One of the first questions I’m asked is, “Where do you get your air when you’re underwater?” Quite simply, we make it. In order to survive, you need to breathe in oxygen and exhale carbon dioxide. The same principle is true for the submarine.

First let’s look at oxygen. We get oxygen from a process called electrolysis. We take pure water and run an electric current through it. The water splits into hydrogen and oxygen. The hydrogen is vented overboard. The oxygen is either sent to the submarine or to storage tanks.

Getting rid of the carbon dioxide is accomplished with a chemical we call amine. When amine is cool, it absorbs carbon dioxide. When it is heated, it releases the carbon dioxide. We have a machine that has two chambers. In the first, the amine is cooled. It gets pumped through a nozzle that looks like a shower head at the top of the chamber. The cooled amine rains down as little droplets inside the chamber. Air form the submarine gets blown through the amine stream and carbon dioxide is absorbed. When the amine reaches the bottom, it is collected and pumped into the second chamber. In the second changer, the amine is heated, and releases the carbon dioxide. The carbon dioxide is compressed and vented overboard.

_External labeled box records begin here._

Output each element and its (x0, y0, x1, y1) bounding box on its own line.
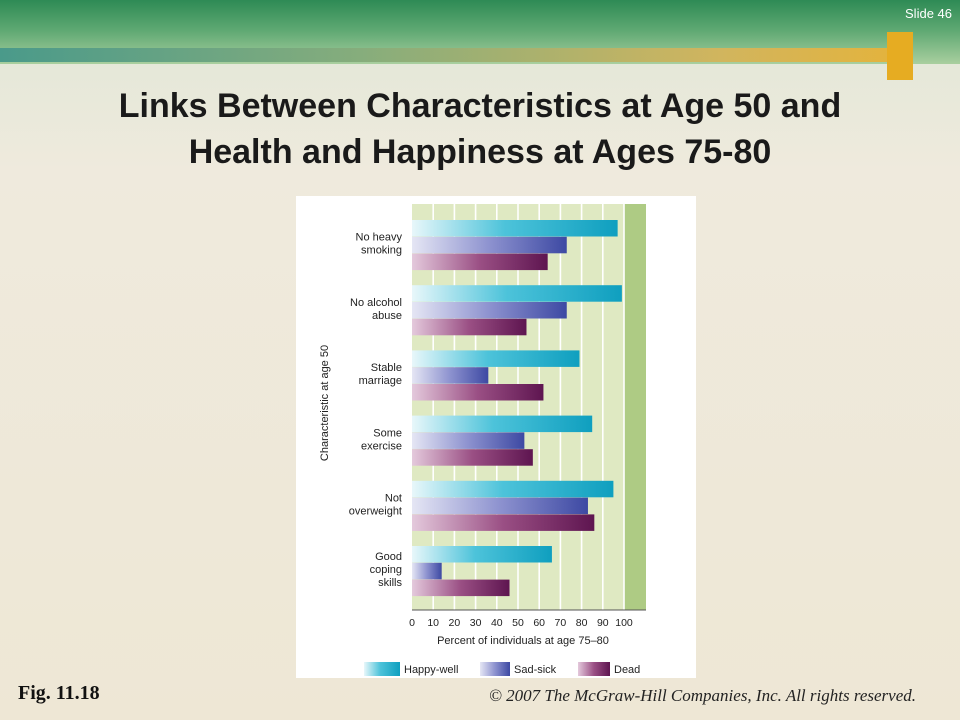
x-tick-label-10: 10 (427, 617, 439, 629)
bar-happy-well-3 (412, 350, 580, 367)
legend-label-dead: Dead (614, 664, 640, 676)
bar-sad-sick-1 (412, 236, 567, 254)
category-label-6-line-1: Good (375, 551, 402, 563)
legend-swatch-sad-sick (480, 662, 510, 676)
plot-background (412, 204, 646, 610)
bar-dead-6 (412, 579, 510, 597)
x-tick-label-60: 60 (533, 617, 545, 629)
x-axis-title: Percent of individuals at age 75–80 (437, 635, 609, 647)
category-label-3-line-1: Stable (371, 362, 402, 374)
category-label-5-line-1: Not (385, 493, 402, 505)
x-tick-label-20: 20 (449, 617, 461, 629)
legend-swatch-happy-well (364, 662, 400, 676)
x-tick-label-80: 80 (576, 617, 588, 629)
bar-happy-well-2 (412, 285, 622, 302)
x-tick-label-40: 40 (491, 617, 503, 629)
plot-shaded-region (624, 204, 646, 610)
legend-swatch-dead (578, 662, 610, 676)
category-label-1-line-2: smoking (361, 245, 402, 257)
x-tick-label-30: 30 (470, 617, 482, 629)
legend-label-sad-sick: Sad-sick (514, 664, 557, 676)
bar-dead-3 (412, 384, 544, 401)
bar-happy-well-5 (412, 480, 614, 498)
copyright-notice: © 2007 The McGraw-Hill Companies, Inc. A… (488, 686, 916, 705)
category-label-5-line-2: overweight (349, 506, 402, 518)
category-label-2-line-1: No alcohol (350, 297, 402, 309)
x-tick-label-90: 90 (597, 617, 609, 629)
figure-label: Fig. 11.18 (18, 682, 100, 704)
bar-happy-well-4 (412, 415, 593, 433)
accent-square (887, 32, 913, 80)
bar-sad-sick-5 (412, 497, 588, 515)
bar-happy-well-1 (412, 220, 618, 237)
category-label-3-line-2: marriage (359, 375, 402, 387)
bar-dead-2 (412, 318, 527, 336)
category-label-2-line-2: abuse (372, 310, 402, 322)
bar-sad-sick-2 (412, 302, 567, 319)
bar-sad-sick-3 (412, 367, 489, 384)
category-label-4-line-2: exercise (361, 440, 402, 452)
slide-title: Links Between Characteristics at Age 50 … (40, 83, 920, 175)
category-label-6-line-2: coping (370, 564, 402, 576)
category-label-1-line-1: No heavy (356, 232, 403, 244)
chart-figure: No heavy smoking No alcohol abuse Stable marr… (296, 196, 696, 678)
x-tick-label-100: 100 (615, 617, 633, 629)
slide-number: Slide 46 (905, 6, 952, 21)
slide-title-line-1: Links Between Characteristics at Age 50 … (118, 87, 842, 125)
header-stripe (0, 48, 900, 62)
legend-label-happy-well: Happy-well (404, 664, 458, 676)
bar-sad-sick-6 (412, 562, 442, 580)
bar-sad-sick-4 (412, 432, 525, 449)
category-label-6-line-3: skills (378, 577, 402, 589)
x-tick-label-50: 50 (512, 617, 524, 629)
y-axis-title: Characteristic at age 50 (319, 345, 331, 461)
bar-happy-well-6 (412, 546, 552, 563)
bar-dead-1 (412, 253, 548, 271)
category-label-4-line-1: Some (373, 427, 402, 439)
x-tick-label-0: 0 (409, 617, 415, 629)
bar-dead-4 (412, 449, 533, 466)
slide-title-line-2: Health and Happiness at Ages 75-80 (188, 133, 772, 171)
x-tick-label-70: 70 (555, 617, 567, 629)
bar-dead-5 (412, 514, 595, 531)
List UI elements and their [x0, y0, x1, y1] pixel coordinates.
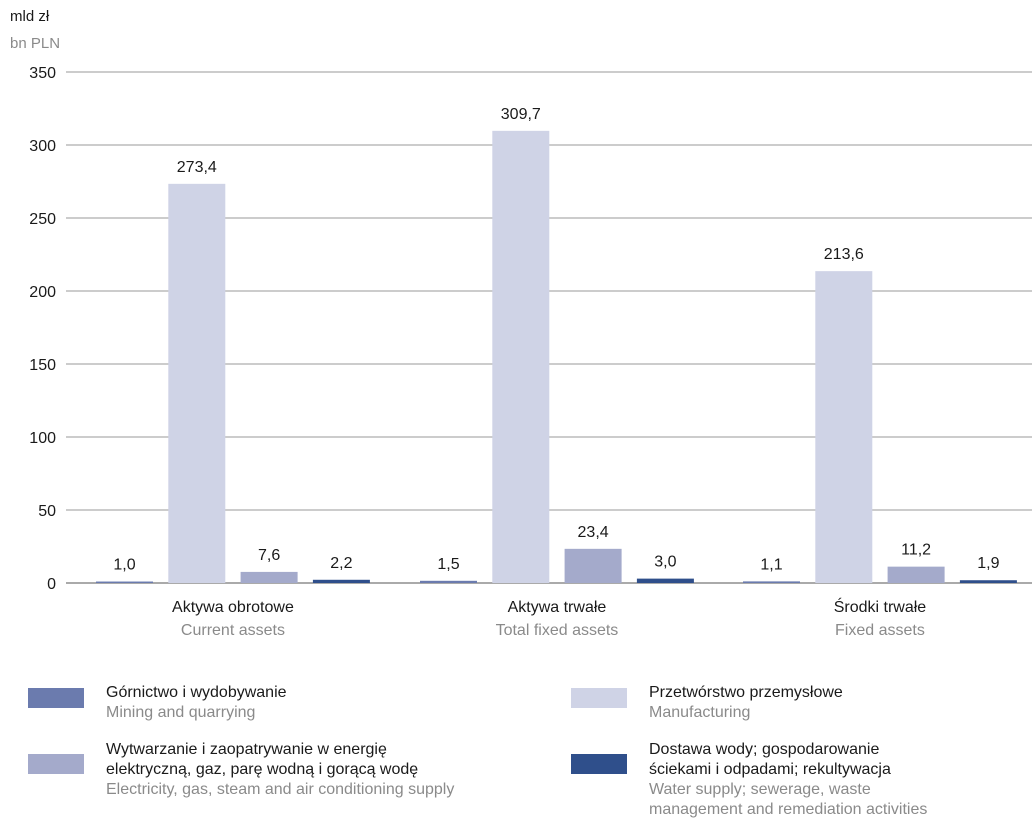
- y-tick-label: 150: [29, 357, 56, 374]
- legend-item-mining: Górnictwo i wydobywanie Mining and quarr…: [28, 683, 287, 723]
- data-label: 309,7: [501, 106, 541, 123]
- y-tick-label: 0: [47, 576, 56, 593]
- legend-label-water-en: Water supply; sewerage, waste management…: [649, 781, 928, 818]
- data-label: 7,6: [258, 547, 280, 564]
- y-tick-label: 250: [29, 211, 56, 228]
- legend-label-water-pl: Dostawa wody; gospodarowanie ściekami i …: [649, 741, 891, 778]
- bar: [743, 581, 800, 583]
- x-category-label: Aktywa trwałe: [508, 599, 607, 616]
- legend-label-mining-pl: Górnictwo i wydobywanie: [106, 684, 287, 701]
- data-label: 11,2: [901, 542, 931, 559]
- data-label: 213,6: [824, 246, 864, 263]
- x-category-label: Środki trwałe: [834, 597, 927, 616]
- y-tick-label: 300: [29, 138, 56, 155]
- data-label: 1,1: [760, 556, 782, 573]
- bar: [168, 183, 226, 583]
- legend-item-water: Dostawa wody; gospodarowanie ściekami i …: [571, 740, 927, 820]
- y-tick-label: 350: [29, 65, 56, 82]
- legend-label-mining-en: Mining and quarrying: [106, 704, 256, 721]
- bar: [564, 548, 622, 583]
- y-unit-label-pl: mld zł: [10, 8, 50, 25]
- legend-label-energy-en: Electricity, gas, steam and air conditio…: [106, 781, 455, 798]
- legend-swatch-manufacturing: [571, 688, 627, 708]
- bar: [815, 271, 873, 583]
- bar: [959, 580, 1017, 583]
- y-tick-label: 50: [38, 503, 56, 520]
- bar: [420, 580, 477, 583]
- legend-label-manufacturing-en: Manufacturing: [649, 704, 751, 721]
- bar: [492, 130, 550, 583]
- x-category-label-en: Total fixed assets: [496, 622, 619, 639]
- x-category-label: Aktywa obrotowe: [172, 599, 294, 616]
- bar: [887, 566, 945, 583]
- data-label: 2,2: [330, 555, 352, 572]
- data-label: 273,4: [177, 159, 217, 176]
- bar-chart: 0 50 100 150 200 250 300 350 1,0 273,4 7,6 2,2 Aktyw…: [29, 65, 1032, 639]
- data-label: 3,0: [654, 554, 676, 571]
- bar: [312, 579, 370, 583]
- legend-swatch-energy: [28, 754, 84, 774]
- legend-swatch-water: [571, 754, 627, 774]
- data-label: 1,0: [113, 557, 135, 574]
- y-tick-label: 100: [29, 430, 56, 447]
- data-label: 23,4: [578, 524, 609, 541]
- bar: [636, 578, 694, 583]
- y-tick-label: 200: [29, 284, 56, 301]
- legend-item-manufacturing: Przetwórstwo przemysłowe Manufacturing: [571, 683, 843, 723]
- legend-label-energy-pl: Wytwarzanie i zaopatrywanie w energię el…: [106, 741, 419, 778]
- legend-swatch-mining: [28, 688, 84, 708]
- data-label: 1,9: [977, 555, 999, 572]
- x-category-label-en: Current assets: [181, 622, 285, 639]
- bar: [240, 571, 298, 583]
- x-category-label-en: Fixed assets: [835, 622, 925, 639]
- legend-label-manufacturing-pl: Przetwórstwo przemysłowe: [649, 684, 843, 701]
- y-unit-label-en: bn PLN: [10, 35, 61, 52]
- legend-item-energy: Wytwarzanie i zaopatrywanie w energię el…: [28, 740, 454, 800]
- bar: [96, 581, 153, 583]
- data-label: 1,5: [437, 556, 459, 573]
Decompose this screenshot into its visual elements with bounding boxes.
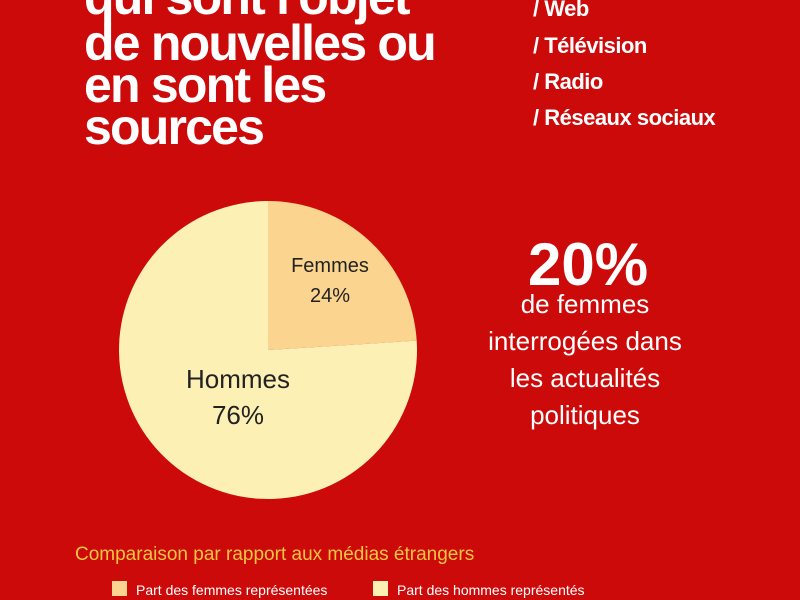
stat-line: les actualités	[510, 363, 660, 393]
title-line: sources	[84, 99, 263, 155]
slice-label: Hommes	[186, 364, 290, 394]
title-line: de nouvelles ou	[84, 15, 435, 71]
stat-line: politiques	[530, 400, 640, 430]
legend-swatch	[112, 581, 127, 596]
stat-figure: 20%	[528, 231, 648, 298]
pie-slice	[118, 201, 418, 499]
legend-swatch	[373, 581, 388, 596]
slice-value: 76%	[212, 400, 264, 430]
media-item: / Web	[533, 0, 589, 21]
slice-label: Femmes	[291, 255, 369, 277]
media-item: / Radio	[533, 69, 603, 94]
title-line: en sont les	[84, 57, 325, 113]
legend-label: Part des hommes représentés	[397, 582, 585, 598]
media-item: / Télévision	[533, 33, 647, 58]
media-item: / Réseaux sociaux	[533, 105, 717, 130]
pie-slice	[268, 201, 417, 350]
title-line: qui sont l'objet	[84, 0, 411, 25]
legend-label: Part des femmes représentées	[136, 582, 327, 598]
stat-line: de femmes	[521, 289, 650, 319]
slice-value: 24%	[310, 285, 350, 307]
stat-line: interrogées dans	[488, 326, 682, 356]
comparison-title: Comparaison par rapport aux médias étran…	[75, 544, 474, 565]
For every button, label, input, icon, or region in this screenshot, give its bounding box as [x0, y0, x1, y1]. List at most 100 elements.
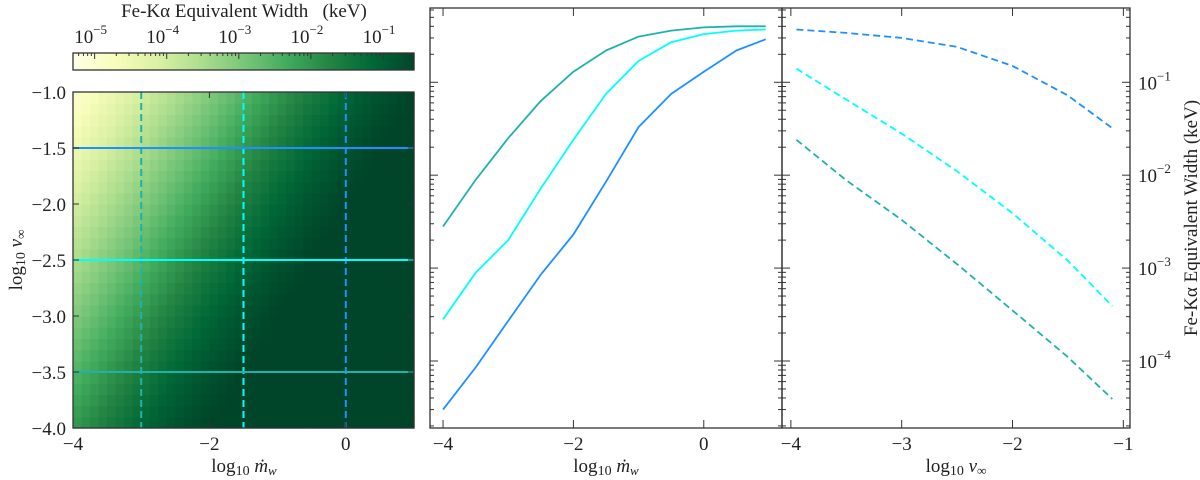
heatmap-cell	[405, 282, 415, 295]
heatmap-cell	[286, 192, 296, 205]
tick-exponent: −1	[1157, 68, 1171, 83]
heatmap-cell	[311, 226, 321, 239]
heatmap-cell	[388, 114, 398, 127]
heatmap-cell	[234, 338, 245, 351]
heatmap-cell	[328, 103, 338, 115]
heatmap-cell	[115, 103, 125, 115]
heatmap-cell	[209, 170, 219, 183]
heatmap-cell	[209, 327, 219, 339]
heatmap-cell	[234, 271, 245, 283]
heatmap-cell	[183, 316, 193, 328]
colorbar-segment	[288, 53, 293, 70]
heatmap-cell	[243, 204, 253, 216]
heatmap-cell	[90, 338, 100, 351]
heatmap-cell	[115, 125, 125, 138]
heatmap-cell	[183, 159, 193, 171]
heatmap-cell	[269, 394, 279, 407]
colorbar: 10−5 10−4 10−3 10−2 10−1	[72, 22, 415, 71]
label-var: ṁ	[612, 456, 630, 477]
heatmap-cell	[98, 293, 108, 306]
heatmap-cell	[286, 372, 296, 384]
heatmap-cell	[141, 204, 151, 216]
heatmap-cell	[73, 327, 83, 339]
heatmap-cell	[209, 338, 219, 351]
heatmap-cell	[320, 304, 330, 317]
heatmap-cell	[405, 416, 415, 429]
colorbar-segment	[360, 53, 364, 70]
heatmap-cell	[192, 237, 202, 250]
heatmap-cell	[260, 338, 270, 351]
heatmap-cell	[226, 394, 236, 407]
x-tick-label: 0	[699, 434, 709, 455]
heatmap-cell	[396, 338, 407, 351]
heatmap-cell	[73, 204, 83, 216]
heatmap-cells	[73, 92, 415, 429]
heatmap-cell	[362, 103, 372, 115]
heatmap-cell	[269, 215, 279, 227]
heatmap-cell	[226, 372, 236, 384]
heatmap-cell	[260, 170, 270, 183]
heatmap-cell	[328, 215, 338, 227]
heatmap-cell	[175, 327, 185, 339]
heatmap-cell	[200, 372, 210, 384]
heatmap-cell	[115, 372, 125, 384]
heatmap-cell	[192, 215, 202, 227]
heatmap-cell	[277, 372, 287, 384]
heatmap-cell	[277, 271, 287, 283]
heatmap-cell	[345, 372, 355, 384]
heatmap-cell	[362, 226, 372, 239]
heatmap-x-axis-label: log10 ṁw	[211, 456, 277, 479]
heatmap-cell	[243, 248, 253, 261]
heatmap-cell	[328, 282, 338, 295]
heatmap-cell	[200, 125, 210, 138]
heatmap-cell	[362, 416, 372, 429]
heatmap-cell	[183, 114, 193, 127]
heatmap-cell	[200, 92, 210, 104]
heatmap-cell	[277, 136, 287, 149]
heatmap-cell	[90, 159, 100, 171]
heatmap-cell	[98, 271, 108, 283]
heatmap-cell	[269, 92, 279, 104]
label-log: log	[926, 456, 951, 477]
heatmap-cell	[345, 248, 355, 261]
heatmap-cell	[234, 92, 245, 104]
heatmap-cell	[379, 416, 390, 429]
heatmap-cell	[81, 215, 91, 227]
colorbar-segment	[351, 53, 355, 70]
heatmap-cell	[107, 237, 117, 250]
heatmap-cell	[226, 159, 236, 171]
heatmap-cell	[337, 136, 347, 149]
heatmap-cell	[141, 383, 151, 395]
heatmap-cell	[90, 327, 100, 339]
heatmap-cell	[252, 405, 262, 418]
heatmap-cell	[286, 416, 296, 429]
heatmap-cell	[379, 226, 390, 239]
heatmap-cell	[243, 192, 253, 205]
heatmap-cell	[124, 248, 134, 261]
heatmap-cell	[166, 405, 176, 418]
heatmap-cell	[107, 92, 117, 104]
heatmap-cell	[141, 192, 151, 205]
heatmap-cell	[388, 282, 398, 295]
heatmap-cell	[132, 316, 142, 328]
heatmap-cell	[379, 215, 390, 227]
tick-exponent: −4	[165, 22, 179, 37]
colorbar-label: Fe-Kα Equivalent Width (keV)	[121, 1, 367, 22]
heatmap-cell	[371, 204, 381, 216]
heatmap-cell	[243, 282, 253, 295]
x-axis-label: log10 ṁw	[573, 456, 639, 479]
heatmap-cell	[115, 349, 125, 362]
heatmap-cell	[252, 181, 262, 194]
heatmap-cell	[141, 159, 151, 171]
heatmap-cell	[252, 92, 262, 104]
plot-frame	[781, 7, 1131, 429]
heatmap-cell	[90, 125, 100, 138]
heatmap-cell	[107, 192, 117, 205]
heatmap-cell	[328, 226, 338, 239]
heatmap-cell	[209, 103, 219, 115]
heatmap-cell	[345, 125, 355, 138]
heatmap-cell	[405, 170, 415, 183]
colorbar-segment	[186, 53, 191, 70]
heatmap-cell	[158, 204, 168, 216]
heatmap-cell	[175, 237, 185, 250]
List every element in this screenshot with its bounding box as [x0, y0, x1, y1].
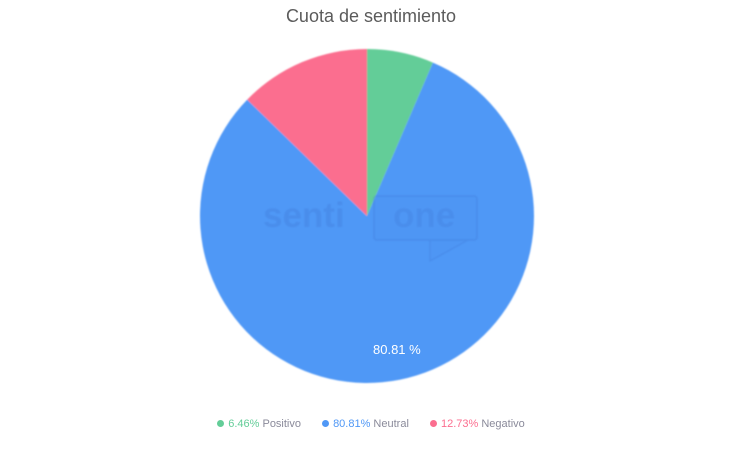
svg-text:senti: senti	[263, 196, 345, 235]
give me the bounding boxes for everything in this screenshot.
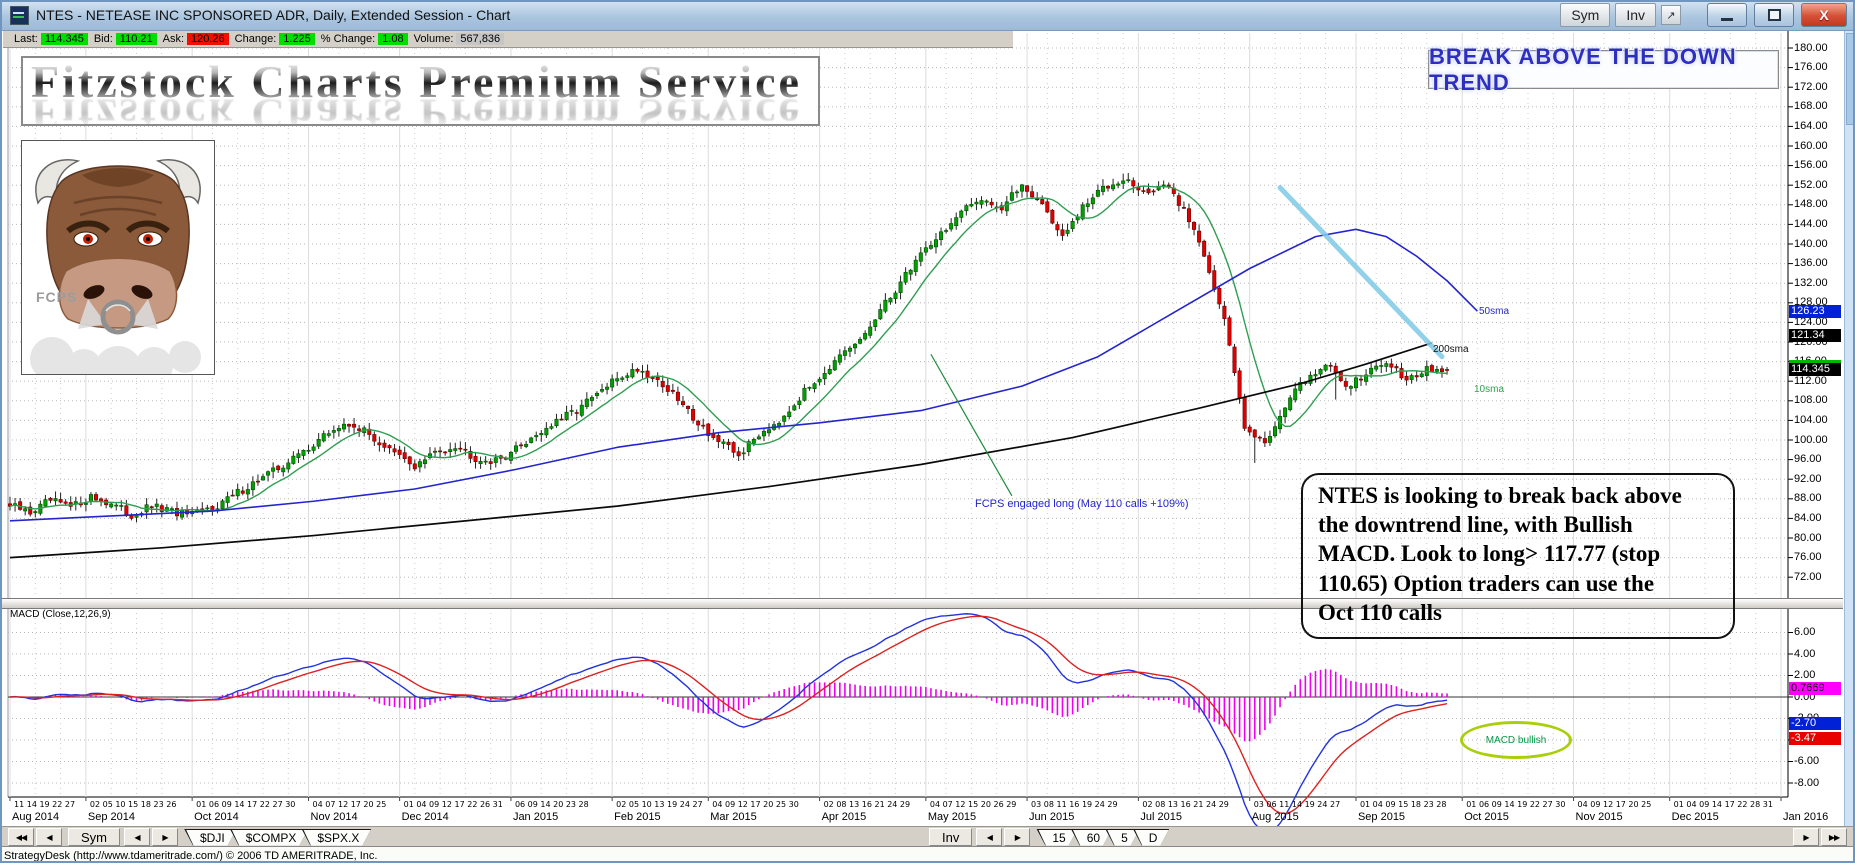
interval-tab-strip: 15 60 5 D: [1036, 829, 1162, 846]
sma10-label: 10sma: [1474, 384, 1505, 395]
trade-thesis-line: NTES is looking to break back above: [1318, 483, 1682, 508]
symbol-tab-strip: $DJI $COMPX $SPX.X: [184, 829, 364, 846]
app-chart-icon: [10, 5, 29, 25]
trade-thesis-line: 110.65) Option traders can use the: [1318, 570, 1655, 596]
quote-field-value: 114.345: [40, 33, 88, 45]
sma200-label: 200sma: [1433, 344, 1469, 355]
quote-field-value: 1.225: [279, 33, 315, 45]
macd-bullish-text: MACD bullish: [1485, 734, 1547, 746]
sym-button[interactable]: Sym: [1560, 3, 1611, 27]
tab-scroll-left-button[interactable]: ◀: [124, 828, 150, 846]
scrollbar[interactable]: [1844, 31, 1855, 826]
bottom-toolbar: ◀◀ ◀ Sym ◀ ▶ $DJI $COMPX $SPX.X Inv ◀ ▶ 15…: [0, 826, 1855, 847]
interval-tab-15-label: 15: [1038, 830, 1079, 847]
symbol-tab-spxx-label: $SPX.X: [303, 830, 373, 847]
symbol-tab-dji[interactable]: $DJI: [184, 829, 237, 846]
minimize-button[interactable]: [1707, 3, 1747, 27]
minimize-icon: [1721, 18, 1733, 21]
quote-field-label: Change:: [234, 33, 277, 45]
interval-scroll-right-button[interactable]: ▶: [1004, 828, 1031, 846]
symbol-tab-spxx[interactable]: $SPX.X: [301, 829, 371, 846]
interval-tab-d[interactable]: D: [1133, 829, 1170, 846]
trade-thesis-box: NTES is looking to break back above the d…: [1301, 473, 1735, 639]
scroll-last-button[interactable]: ▶▶: [1821, 828, 1847, 846]
interval-tab-60-label: 60: [1073, 830, 1114, 847]
trade-note-annotation: FCPS engaged long (May 110 calls +109%): [975, 498, 1189, 510]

There’s one problem with amine, it smells. The best description I have for the smell is rotten fish that have been soaking in lubricating oil. Since the small droplets of amine are blowing through the air, the smell gets into everything. You get used to the smell pretty quickly, but other people notice it. I always told the newcomers to wrap their civilian clothes inside two garbage bags. Before sealing the garbage bags, drop two bars of soap inside. Your clothes will smell like soap when you pull into port.
Not everyone takes this advice. We’ll pull into a port, and the sailors get ready for a night out on the town. They just never can figure out why women are backing away from them all the time.

Submariners have a very distinctive smell. The amine not only gets into your clothing, but also your hair and the pores of you skin. It takes several scrubbings in the shower before a woman will even think of hugging you. Most wives leave a bathrobe for their husbands in the garage. When he gets home, he leaves his clothes there and heads straight for the shower. His wife finally greets him after he’s clean.

People’s reactions when we first pulled into port always made me wonder. The technological miracles the machinery performed allowed us to survive underwater, but people acted as if we smelled like corpses. Did we really survive our voyage?